“Sit down!” he cried, with a wolfish snarl. “Sit down, or I’ll send you after him. I’m here for business, and you’ll find I mean it.”

Madison shrank instinctively from the deadly weapon, sinking back on his chair, as ghastly with fear and dismay as if the hand of death already had been laid upon him.

“Sit quiet, now,” snarled Deland, still with terrible ferocity. “If you stir, hang you, I’ll send a bullet into you.”

Madison’s only reply was a hopeless groan.

Deland placed his revolver on the chair from which the detective had fallen, face down on the floor, with one arm crooked under his battered head.
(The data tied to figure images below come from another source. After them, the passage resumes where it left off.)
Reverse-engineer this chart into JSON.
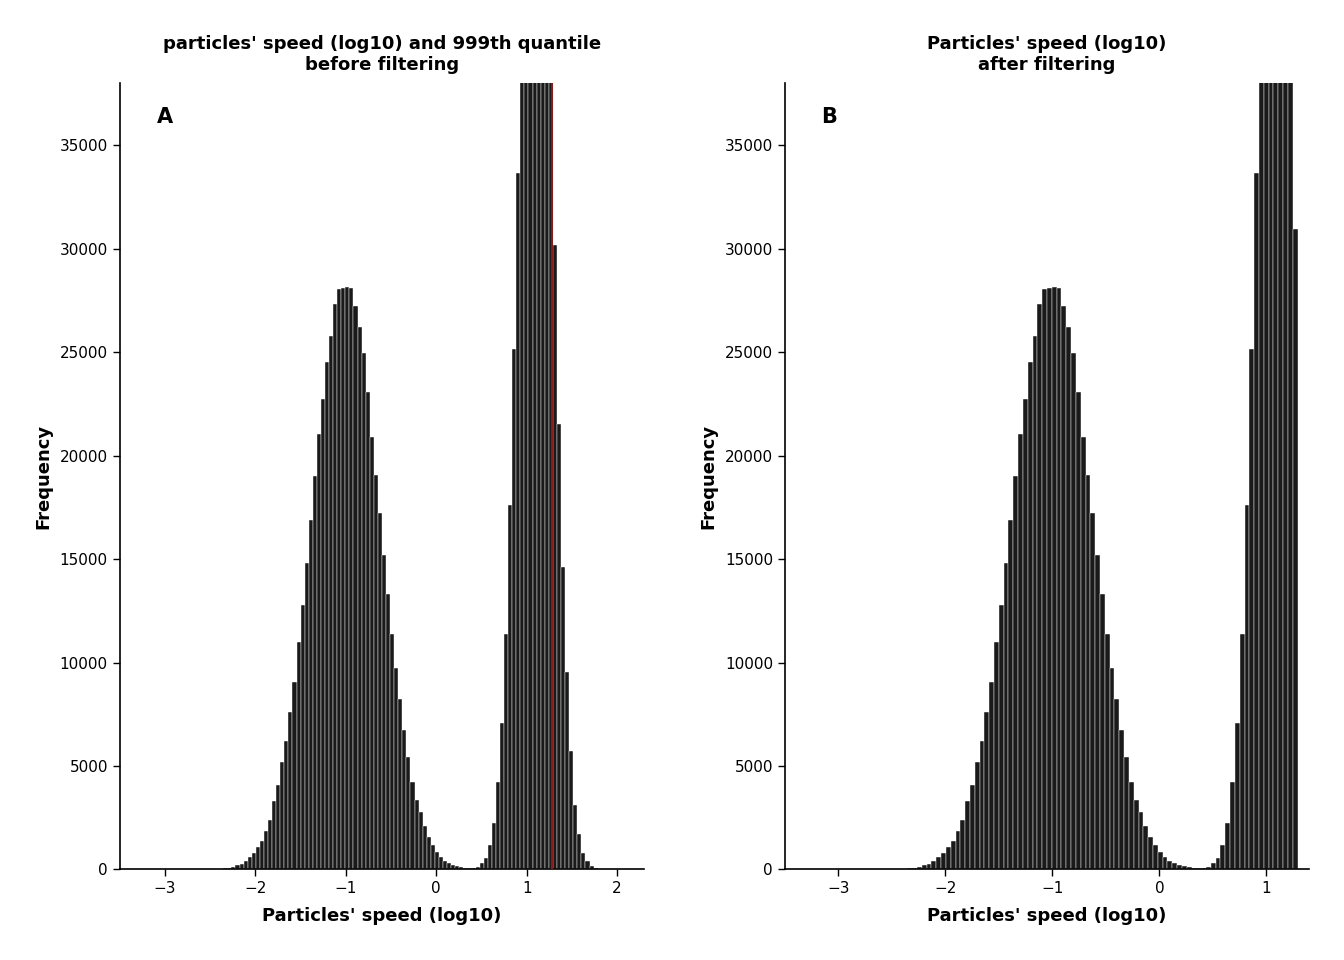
{
  "title_A": "particles' speed (log10) and 999th quantile\nbefore filtering",
  "title_B": "Particles' speed (log10)\nafter filtering",
  "xlabel": "Particles' speed (log10)",
  "ylabel": "Frequency",
  "label_A": "A",
  "label_B": "B",
  "quantile_line_x": 1.28,
  "quantile_line_color": "#8B1A1A",
  "bar_facecolor": "#1a1a1a",
  "bar_edgecolor": "#ffffff",
  "background_color": "#ffffff",
  "xlim_A": [
    -3.5,
    2.3
  ],
  "xlim_B": [
    -3.5,
    1.4
  ],
  "ylim": [
    0,
    38000
  ],
  "xticks_A": [
    -3,
    -2,
    -1,
    0,
    1,
    2
  ],
  "xticks_B": [
    -3,
    -2,
    -1,
    0,
    1
  ],
  "yticks": [
    0,
    5000,
    10000,
    15000,
    20000,
    25000,
    30000,
    35000
  ],
  "n_bins": 120,
  "seed": 12345,
  "peak1_mean": -1.0,
  "peak1_std": 0.38,
  "peak1_n": 600000,
  "peak2_mean": 1.1,
  "peak2_std": 0.18,
  "peak2_n": 600000,
  "title_fontsize": 13,
  "axis_label_fontsize": 13,
  "tick_label_fontsize": 11,
  "panel_label_fontsize": 15
}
Crouching beside him, with one eye constantly on the lawyer, Deland drew up Nick’s coat and got his revolver, thrusting it into his own pocket. Then, fishing out the detective’s handcuffs, he drew Nick’s arms behind him and locked the iron around his wrists.

All was accomplished in a very few seconds, and with the brutal energy and determination of one ready to meet opposition with instant bloodshed.

Rising, Deland then dragged Nick a few feet from the desk, to which he then turned, seizing his revolver and taking the chair from which the detective had fallen.

“Killed him, eh?” he now snarled coldly, fixing his glittering eyes on the ghastly face of the lawyer. “It will be a good thing for you, for both of us, if I have killed him. That’s the only look in we’ve got. If I haven’t done it, blast him, I’ll do it later.”

Madison pulled himself together with an effort and straightened up in his chair. He already knew how lawless and desperate a knave confronted him, but his first flush of fear had subsided.